Watering your plants with tap water may have the same effect if the municipal water in your area is “hard,” meaning it contains high concentrations of minerals like magnesium or calcium.
How to Remove Mineral Salt Buildup From Anthuriums
Giving your Anthurium distilled water or rainwater to drink often reduces the problem of mineral spotting. You might also want to ease up on the fertilizer; Anthuriums only need a fairly low dose of added nutrition. You can read more in our article on fertilizing Anthuriums.
It’s also helpful to occasionally flush your Anthurium’s pot to wash the salts out of the soil. Place the container in the sink or shower and run the water over it for several minutes. Keep going until about four times the container’s total volume has passed through the potting mix and out the drainage holes at the base. Again, use lukewarm water to avoid stressing the plant.
Doing this once every two or three months keeps the soil from accumulating too many minerals. This is good for the plant’s health as well as its appearance. High salt concentrations in the pot can pull water out of the roots and damage your Anthurium.
(By the way, busy houseplant owners: rinsing your Anthurium in the shower is another way to clean the dust off if you don’t have time to lovingly wipe down every leaf.)
To get salt deposits off the leaves, you can use the washcloth method described above, but add a bit of vinegar or lemon juice to the water to help dissolve the minerals. Mix the juice from half a lemon into a pint of water, or use one teaspoon of vinegar per gallon.
Reason Three: Your Anthurium Has a Pest Problem
Damage from plant pests like spider mites can make leaves look dull or dusty. If you think your Anthurium could be infested, act quickly; quarantine it from your other plants and inspect the leaves and stems for signs of insect attack. For a detailed guide to identifying and eliminating Anthurium pests, click here.
Cleaning your Anthurium’s foliage can actually help with infestations as well as ordinary dirt.
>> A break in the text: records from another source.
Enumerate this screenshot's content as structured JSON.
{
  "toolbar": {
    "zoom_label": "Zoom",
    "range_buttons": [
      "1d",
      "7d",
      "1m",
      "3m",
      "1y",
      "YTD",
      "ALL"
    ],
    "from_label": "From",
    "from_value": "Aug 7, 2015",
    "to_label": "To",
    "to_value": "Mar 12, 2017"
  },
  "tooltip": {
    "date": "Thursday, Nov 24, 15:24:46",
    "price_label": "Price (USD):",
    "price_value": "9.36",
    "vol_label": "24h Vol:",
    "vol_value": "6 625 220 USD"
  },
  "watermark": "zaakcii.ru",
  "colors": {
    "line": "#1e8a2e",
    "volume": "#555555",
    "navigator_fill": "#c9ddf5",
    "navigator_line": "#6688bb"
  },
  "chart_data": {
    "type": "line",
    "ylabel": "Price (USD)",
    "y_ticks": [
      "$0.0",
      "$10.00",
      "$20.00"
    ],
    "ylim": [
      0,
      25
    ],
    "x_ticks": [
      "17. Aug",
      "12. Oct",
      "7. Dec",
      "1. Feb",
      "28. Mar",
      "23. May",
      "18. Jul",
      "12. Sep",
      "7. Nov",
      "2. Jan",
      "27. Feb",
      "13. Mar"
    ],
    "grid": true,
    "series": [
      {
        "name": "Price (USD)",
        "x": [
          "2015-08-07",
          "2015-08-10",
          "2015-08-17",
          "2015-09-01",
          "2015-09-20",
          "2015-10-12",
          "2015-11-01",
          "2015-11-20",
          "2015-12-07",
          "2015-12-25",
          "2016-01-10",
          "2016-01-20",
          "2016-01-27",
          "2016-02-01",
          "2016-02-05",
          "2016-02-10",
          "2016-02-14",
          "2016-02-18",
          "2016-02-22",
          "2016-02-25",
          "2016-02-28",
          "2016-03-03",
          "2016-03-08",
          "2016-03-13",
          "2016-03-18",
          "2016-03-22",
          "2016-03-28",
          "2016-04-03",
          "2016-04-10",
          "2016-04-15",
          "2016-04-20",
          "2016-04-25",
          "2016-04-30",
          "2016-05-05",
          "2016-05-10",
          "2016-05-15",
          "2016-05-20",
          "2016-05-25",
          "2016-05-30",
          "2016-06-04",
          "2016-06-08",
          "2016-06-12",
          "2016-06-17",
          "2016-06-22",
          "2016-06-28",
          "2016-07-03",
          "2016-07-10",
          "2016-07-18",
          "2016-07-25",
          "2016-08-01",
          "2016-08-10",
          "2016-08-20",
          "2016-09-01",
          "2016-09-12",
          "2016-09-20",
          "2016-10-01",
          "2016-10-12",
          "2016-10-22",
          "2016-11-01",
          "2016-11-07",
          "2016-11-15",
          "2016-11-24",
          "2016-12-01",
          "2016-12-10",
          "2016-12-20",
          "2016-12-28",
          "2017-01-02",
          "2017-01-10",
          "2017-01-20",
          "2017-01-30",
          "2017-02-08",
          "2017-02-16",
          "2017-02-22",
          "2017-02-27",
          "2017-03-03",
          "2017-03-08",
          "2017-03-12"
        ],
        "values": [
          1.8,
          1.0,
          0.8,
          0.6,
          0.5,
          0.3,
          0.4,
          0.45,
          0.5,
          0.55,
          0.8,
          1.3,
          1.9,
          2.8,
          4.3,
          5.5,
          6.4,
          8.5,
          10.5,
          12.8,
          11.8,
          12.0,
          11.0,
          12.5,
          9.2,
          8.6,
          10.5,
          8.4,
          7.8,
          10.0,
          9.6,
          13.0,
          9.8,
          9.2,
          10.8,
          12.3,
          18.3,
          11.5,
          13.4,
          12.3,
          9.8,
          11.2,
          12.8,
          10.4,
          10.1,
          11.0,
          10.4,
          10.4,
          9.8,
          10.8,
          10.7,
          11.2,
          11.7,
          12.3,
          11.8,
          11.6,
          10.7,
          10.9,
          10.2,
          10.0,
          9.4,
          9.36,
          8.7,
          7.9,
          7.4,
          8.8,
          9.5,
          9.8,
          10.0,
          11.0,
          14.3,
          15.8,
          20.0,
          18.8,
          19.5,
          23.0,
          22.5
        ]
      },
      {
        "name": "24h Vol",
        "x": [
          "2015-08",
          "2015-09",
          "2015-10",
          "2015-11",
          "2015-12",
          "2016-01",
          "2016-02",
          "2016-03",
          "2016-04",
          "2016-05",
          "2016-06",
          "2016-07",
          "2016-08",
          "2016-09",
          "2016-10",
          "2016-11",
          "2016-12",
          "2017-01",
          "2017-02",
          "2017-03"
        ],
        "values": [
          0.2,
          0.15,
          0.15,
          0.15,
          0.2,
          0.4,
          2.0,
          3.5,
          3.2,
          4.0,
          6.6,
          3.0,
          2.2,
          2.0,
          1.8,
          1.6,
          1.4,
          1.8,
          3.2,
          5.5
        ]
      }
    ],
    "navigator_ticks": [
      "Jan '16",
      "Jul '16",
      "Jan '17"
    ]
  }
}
Hose down the plant to knock loose as many bugs as you can, then spritz the leaves with warm water with a few drops of mild liquid soap mixed in. A small amount of neem oil can give this solution an extra punch.
For each liter of water, use approximately 1 teaspoon of soap, or 1 teaspoon of neem oil with ⅓ teaspoon of soap. You may need to repeat this treatment a few times to really eradicate your pest problem.
Should You Use Leaf Shine on Your Anthurium?
There are a number of commercial products that promise to give leaves an attractive shine. We do not recommend using these on your Anthurium! They work by coating the plant with oily chemicals that reflect light well. However, they also gum up the stomata – much more severely than ordinary dust and debris.
Anthuriums are especially susceptible because they have stomata on the tops of their leaves as well as the bottom – and the top is where the bulk of the shine will be applied.
Retailers often use leaf shine because it makes plants more eye-catching to buyers. The clogged stomata also don’t release as much water, which delays wilting while the plants are sitting on the shelf. This is another reason why Anthuriums often seem to get a bit less glossy after you take them home – the artificial sheen is gradually wearing off.
These products are bad for your Anthurium in the long run. That goes for DIY treatments like mayonnaise, too. Oily goop is oily goop, whether it comes from the garden store or the supermarket.
A little bit of regular maintenance should keep your Anthurium’s leaves shiny and healthy. Wipe them down with a damp cloth every few weeks, and rinse the plant and pot every few months. Use ordinary lukewarm water with a bit of vinegar or acid if you’re dealing with stubborn mineral buildup.
Anthuriums don’t need artificial plant varnish to look stunning. All they need is an occasional cleaning to let their natural beauty shine through.